One way to do it is to train the model to issue a BUY or SELL signal (binomial label) for t-1 (you want the signal to generate the day before) on training data that contains OHLCVS (S is for signal, not "sucks") and then predict the signal for the out of sample set sing OHLCV.
I hope this helps. Thanks for the kind words about my tutorials and thanks for reading.
Hi Tom,
Thank you for your quick answer! And your right, i forgot about the hidden markov process in neural networks – silly me :)
The idea of generating a future signal is a great idea and i will try that !
Looking forward to your tutorial #7 :)
Sven
HI Tom,
I do not know how to thanx you. This is great help to work on rapid miner
This is the thing I was waiting from long time.
look forward tutorial 7,8,9,10.
Thank you in advance.
regards
Hi scbhush, you can buy me a beer sometime. =)
HI Tom
No problem, you are always welcome.
Thank you once again
Hi Tom!
Thanks a lot for all these. I am new to rapidminer and your tutorials really help.
Looking forward to the next tutorials! Hope you can do one on the text mining capability of rapidminer. Like how to extract information from large volumes of texts using the Text Processing operators. :-)
Thanks again!
Jill: I was planning on doing a text processing one for the next batch of videos in late Spring. I plan on re-engineering this site after the tutorial #10 and taking a break. Thanks for reading and I'm glad you enjoy these tutorials.
Tom,
This was another good video. Thanks!
One question that keeps coming up for me and possibly will be answered in a later video is what technology is actually in the underlying model? Is it something that has logical rules, or is is something neural network based? I _think_ that this one was logical and the rules could be converted to some other environment, but maybe others are neural and couldn’t be used anywhere else.

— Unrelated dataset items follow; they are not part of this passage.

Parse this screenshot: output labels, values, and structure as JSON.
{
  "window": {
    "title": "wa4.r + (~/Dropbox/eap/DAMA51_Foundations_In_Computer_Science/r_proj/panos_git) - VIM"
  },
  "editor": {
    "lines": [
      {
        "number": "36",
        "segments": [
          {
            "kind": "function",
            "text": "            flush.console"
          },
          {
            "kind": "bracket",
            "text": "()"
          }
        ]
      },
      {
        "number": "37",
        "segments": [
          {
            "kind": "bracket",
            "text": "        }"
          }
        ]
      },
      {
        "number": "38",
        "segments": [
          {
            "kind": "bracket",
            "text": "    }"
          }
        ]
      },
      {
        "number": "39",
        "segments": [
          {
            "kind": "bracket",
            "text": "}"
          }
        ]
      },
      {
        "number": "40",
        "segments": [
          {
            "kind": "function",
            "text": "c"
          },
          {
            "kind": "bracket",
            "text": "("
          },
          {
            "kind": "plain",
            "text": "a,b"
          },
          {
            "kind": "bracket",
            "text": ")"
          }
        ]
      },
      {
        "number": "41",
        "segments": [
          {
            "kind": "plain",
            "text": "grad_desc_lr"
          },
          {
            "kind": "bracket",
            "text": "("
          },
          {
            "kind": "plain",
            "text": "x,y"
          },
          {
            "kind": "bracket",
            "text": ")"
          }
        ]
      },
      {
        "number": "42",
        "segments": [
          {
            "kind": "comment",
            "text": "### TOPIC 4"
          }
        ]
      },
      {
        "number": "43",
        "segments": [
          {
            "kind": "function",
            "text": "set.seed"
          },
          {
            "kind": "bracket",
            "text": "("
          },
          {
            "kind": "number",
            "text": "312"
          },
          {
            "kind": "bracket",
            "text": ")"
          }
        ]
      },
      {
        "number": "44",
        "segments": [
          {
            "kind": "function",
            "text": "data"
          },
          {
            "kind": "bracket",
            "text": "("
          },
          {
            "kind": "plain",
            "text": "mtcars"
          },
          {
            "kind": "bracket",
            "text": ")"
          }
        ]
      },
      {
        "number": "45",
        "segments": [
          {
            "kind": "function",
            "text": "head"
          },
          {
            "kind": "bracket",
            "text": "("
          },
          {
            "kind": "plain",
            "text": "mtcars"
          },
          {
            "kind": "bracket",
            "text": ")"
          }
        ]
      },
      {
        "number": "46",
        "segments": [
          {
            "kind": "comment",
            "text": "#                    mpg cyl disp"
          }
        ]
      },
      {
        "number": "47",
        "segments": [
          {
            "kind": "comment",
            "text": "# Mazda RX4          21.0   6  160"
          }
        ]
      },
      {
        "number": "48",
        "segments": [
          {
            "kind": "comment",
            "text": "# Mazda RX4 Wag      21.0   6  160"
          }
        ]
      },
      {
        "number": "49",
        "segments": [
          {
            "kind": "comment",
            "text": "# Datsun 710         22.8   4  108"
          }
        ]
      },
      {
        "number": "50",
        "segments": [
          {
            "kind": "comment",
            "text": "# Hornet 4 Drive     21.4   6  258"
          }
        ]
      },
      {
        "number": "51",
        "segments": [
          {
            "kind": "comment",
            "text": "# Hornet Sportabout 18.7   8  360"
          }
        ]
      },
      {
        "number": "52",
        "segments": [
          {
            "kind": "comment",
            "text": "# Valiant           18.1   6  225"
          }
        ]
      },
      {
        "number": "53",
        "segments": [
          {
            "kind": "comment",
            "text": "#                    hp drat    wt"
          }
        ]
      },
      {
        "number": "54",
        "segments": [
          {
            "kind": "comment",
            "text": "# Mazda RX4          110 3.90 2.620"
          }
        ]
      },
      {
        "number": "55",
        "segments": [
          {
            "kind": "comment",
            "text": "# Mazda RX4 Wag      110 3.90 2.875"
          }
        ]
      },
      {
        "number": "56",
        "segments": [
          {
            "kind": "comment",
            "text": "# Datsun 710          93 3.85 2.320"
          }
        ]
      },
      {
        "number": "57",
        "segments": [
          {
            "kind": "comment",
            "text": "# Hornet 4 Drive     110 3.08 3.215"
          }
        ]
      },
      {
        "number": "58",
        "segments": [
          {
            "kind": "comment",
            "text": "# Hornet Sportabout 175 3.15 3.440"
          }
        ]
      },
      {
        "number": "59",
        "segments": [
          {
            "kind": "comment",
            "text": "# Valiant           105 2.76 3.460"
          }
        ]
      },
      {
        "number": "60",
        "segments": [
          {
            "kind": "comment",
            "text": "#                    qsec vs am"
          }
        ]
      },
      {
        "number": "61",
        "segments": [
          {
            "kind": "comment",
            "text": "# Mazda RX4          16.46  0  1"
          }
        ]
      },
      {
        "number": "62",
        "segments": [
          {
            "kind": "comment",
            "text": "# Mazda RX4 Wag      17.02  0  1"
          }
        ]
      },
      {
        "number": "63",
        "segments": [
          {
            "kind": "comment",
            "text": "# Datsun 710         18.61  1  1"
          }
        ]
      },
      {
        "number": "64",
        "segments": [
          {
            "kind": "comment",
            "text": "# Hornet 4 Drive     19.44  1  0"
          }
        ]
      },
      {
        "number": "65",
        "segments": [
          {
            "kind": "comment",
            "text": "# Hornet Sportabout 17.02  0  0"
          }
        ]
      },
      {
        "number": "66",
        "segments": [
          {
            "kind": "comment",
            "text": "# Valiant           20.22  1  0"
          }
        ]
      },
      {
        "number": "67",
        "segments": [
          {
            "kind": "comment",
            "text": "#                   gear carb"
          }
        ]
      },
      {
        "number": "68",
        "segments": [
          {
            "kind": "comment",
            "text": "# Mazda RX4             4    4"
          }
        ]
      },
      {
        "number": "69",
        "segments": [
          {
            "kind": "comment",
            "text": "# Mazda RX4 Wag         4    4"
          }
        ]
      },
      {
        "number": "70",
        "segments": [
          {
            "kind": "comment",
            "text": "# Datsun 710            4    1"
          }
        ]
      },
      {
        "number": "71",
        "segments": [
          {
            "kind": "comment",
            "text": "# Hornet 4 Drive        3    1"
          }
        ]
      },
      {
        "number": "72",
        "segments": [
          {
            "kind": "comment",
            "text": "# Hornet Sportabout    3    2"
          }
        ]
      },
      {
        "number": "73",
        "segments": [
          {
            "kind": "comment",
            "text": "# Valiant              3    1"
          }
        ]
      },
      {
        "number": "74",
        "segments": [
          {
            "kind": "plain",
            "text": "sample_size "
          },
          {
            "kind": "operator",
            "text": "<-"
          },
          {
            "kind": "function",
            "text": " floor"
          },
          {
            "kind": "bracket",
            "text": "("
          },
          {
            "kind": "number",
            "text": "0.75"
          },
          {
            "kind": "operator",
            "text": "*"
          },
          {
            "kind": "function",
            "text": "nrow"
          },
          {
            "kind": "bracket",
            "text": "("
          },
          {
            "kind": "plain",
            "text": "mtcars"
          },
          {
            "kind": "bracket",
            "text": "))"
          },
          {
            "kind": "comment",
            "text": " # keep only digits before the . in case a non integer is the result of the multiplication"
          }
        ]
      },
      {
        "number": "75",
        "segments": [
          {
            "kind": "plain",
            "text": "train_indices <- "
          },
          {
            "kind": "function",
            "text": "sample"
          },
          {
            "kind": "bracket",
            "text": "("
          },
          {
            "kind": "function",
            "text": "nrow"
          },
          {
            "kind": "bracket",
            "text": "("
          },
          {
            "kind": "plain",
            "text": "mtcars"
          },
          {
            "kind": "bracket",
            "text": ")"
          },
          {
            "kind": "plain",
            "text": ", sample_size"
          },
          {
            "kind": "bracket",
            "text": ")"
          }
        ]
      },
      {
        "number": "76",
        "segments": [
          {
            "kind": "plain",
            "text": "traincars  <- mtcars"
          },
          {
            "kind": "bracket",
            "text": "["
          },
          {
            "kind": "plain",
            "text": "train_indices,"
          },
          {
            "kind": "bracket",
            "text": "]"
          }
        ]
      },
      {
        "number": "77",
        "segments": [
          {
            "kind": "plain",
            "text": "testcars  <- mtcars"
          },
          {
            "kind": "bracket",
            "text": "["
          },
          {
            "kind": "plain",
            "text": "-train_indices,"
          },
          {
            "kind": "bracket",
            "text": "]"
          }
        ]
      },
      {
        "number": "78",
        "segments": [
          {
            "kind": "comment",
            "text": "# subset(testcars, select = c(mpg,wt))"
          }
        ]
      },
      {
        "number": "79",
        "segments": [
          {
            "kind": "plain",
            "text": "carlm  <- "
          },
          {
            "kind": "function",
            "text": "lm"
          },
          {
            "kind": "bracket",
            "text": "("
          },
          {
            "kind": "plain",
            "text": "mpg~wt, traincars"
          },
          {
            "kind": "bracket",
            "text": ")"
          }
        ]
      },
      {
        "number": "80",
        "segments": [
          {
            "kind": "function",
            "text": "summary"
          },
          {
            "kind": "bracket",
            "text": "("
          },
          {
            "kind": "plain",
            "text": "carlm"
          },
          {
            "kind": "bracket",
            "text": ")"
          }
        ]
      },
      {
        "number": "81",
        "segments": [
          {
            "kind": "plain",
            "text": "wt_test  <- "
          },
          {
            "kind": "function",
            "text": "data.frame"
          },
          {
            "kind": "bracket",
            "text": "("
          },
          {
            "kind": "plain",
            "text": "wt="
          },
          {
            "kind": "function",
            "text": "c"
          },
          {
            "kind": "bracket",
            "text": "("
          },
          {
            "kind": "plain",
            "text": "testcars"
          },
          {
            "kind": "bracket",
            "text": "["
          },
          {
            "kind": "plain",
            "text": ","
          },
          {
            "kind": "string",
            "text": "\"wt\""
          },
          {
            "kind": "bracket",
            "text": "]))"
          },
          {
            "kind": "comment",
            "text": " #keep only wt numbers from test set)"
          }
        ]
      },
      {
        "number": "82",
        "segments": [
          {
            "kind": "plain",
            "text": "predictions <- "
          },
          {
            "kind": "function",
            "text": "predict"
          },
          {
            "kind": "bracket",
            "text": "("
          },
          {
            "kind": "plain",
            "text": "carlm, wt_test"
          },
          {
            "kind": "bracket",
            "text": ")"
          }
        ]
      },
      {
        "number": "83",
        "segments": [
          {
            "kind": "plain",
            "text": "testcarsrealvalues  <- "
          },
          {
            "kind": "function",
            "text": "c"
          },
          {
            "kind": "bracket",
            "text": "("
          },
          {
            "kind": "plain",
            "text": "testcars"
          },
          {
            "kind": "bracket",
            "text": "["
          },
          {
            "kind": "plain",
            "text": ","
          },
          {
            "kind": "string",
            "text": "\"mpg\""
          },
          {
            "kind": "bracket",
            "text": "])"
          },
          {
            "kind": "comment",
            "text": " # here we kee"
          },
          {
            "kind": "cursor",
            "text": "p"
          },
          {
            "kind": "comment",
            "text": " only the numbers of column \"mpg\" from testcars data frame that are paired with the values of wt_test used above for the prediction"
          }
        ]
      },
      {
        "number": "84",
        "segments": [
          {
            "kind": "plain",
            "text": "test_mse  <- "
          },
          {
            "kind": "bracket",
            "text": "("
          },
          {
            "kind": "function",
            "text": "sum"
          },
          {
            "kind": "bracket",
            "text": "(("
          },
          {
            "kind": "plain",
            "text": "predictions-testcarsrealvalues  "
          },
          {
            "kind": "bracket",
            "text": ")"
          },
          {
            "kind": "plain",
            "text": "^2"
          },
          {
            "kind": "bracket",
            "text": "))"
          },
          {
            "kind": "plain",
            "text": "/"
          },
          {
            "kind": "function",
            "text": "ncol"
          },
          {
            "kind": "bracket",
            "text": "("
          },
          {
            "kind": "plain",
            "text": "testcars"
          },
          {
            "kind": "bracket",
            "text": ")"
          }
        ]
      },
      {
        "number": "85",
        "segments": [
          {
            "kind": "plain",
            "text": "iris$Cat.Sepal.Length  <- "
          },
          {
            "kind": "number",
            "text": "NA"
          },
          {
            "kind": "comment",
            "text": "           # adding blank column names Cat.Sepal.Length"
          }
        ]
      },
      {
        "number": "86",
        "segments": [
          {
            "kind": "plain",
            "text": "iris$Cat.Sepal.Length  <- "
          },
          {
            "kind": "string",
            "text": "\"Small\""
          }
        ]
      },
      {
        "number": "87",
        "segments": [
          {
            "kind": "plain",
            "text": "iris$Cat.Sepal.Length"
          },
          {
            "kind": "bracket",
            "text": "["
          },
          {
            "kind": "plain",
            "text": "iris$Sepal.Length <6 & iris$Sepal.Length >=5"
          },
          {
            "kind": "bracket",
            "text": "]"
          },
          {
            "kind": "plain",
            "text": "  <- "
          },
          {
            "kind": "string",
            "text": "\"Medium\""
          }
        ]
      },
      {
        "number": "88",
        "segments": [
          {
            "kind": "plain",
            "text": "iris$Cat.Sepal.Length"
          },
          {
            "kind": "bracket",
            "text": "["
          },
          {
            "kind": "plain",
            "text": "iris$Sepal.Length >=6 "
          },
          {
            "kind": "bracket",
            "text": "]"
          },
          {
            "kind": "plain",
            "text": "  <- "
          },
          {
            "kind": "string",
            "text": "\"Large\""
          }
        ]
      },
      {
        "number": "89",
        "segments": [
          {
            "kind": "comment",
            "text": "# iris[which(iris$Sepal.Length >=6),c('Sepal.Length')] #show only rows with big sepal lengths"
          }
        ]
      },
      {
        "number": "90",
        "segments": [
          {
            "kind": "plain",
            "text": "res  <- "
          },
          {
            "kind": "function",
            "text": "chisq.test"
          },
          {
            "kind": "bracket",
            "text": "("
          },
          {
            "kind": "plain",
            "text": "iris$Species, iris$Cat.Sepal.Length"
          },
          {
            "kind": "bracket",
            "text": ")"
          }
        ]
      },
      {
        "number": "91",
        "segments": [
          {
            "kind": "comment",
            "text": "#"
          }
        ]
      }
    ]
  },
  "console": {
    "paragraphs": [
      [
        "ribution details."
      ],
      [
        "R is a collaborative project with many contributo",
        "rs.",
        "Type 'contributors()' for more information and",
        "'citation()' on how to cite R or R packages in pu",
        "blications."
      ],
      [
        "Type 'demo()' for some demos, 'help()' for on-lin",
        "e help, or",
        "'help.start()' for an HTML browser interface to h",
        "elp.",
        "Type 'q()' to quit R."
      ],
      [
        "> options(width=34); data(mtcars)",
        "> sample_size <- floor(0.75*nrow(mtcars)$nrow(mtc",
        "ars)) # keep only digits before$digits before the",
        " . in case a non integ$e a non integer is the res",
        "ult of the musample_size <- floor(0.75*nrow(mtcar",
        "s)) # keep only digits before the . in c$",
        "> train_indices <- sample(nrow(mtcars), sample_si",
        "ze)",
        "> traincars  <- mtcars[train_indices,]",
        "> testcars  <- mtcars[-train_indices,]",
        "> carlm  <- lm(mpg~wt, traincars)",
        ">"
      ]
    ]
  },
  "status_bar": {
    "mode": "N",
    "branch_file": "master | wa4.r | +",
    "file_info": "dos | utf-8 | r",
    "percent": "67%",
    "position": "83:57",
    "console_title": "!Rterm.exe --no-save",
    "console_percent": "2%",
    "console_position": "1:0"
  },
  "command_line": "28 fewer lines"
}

Maybe a future video could cover how to mine and extract rules that could be converted to code in another language.
- Mark
@Mark: Are you referring to the actual formula and theory behind an artificial network? Or are you referring to the parameters in the operators? If you are interested in “refining” the parameters, such as learning rate and/or momentum, you can use the Parameter Optimization operator.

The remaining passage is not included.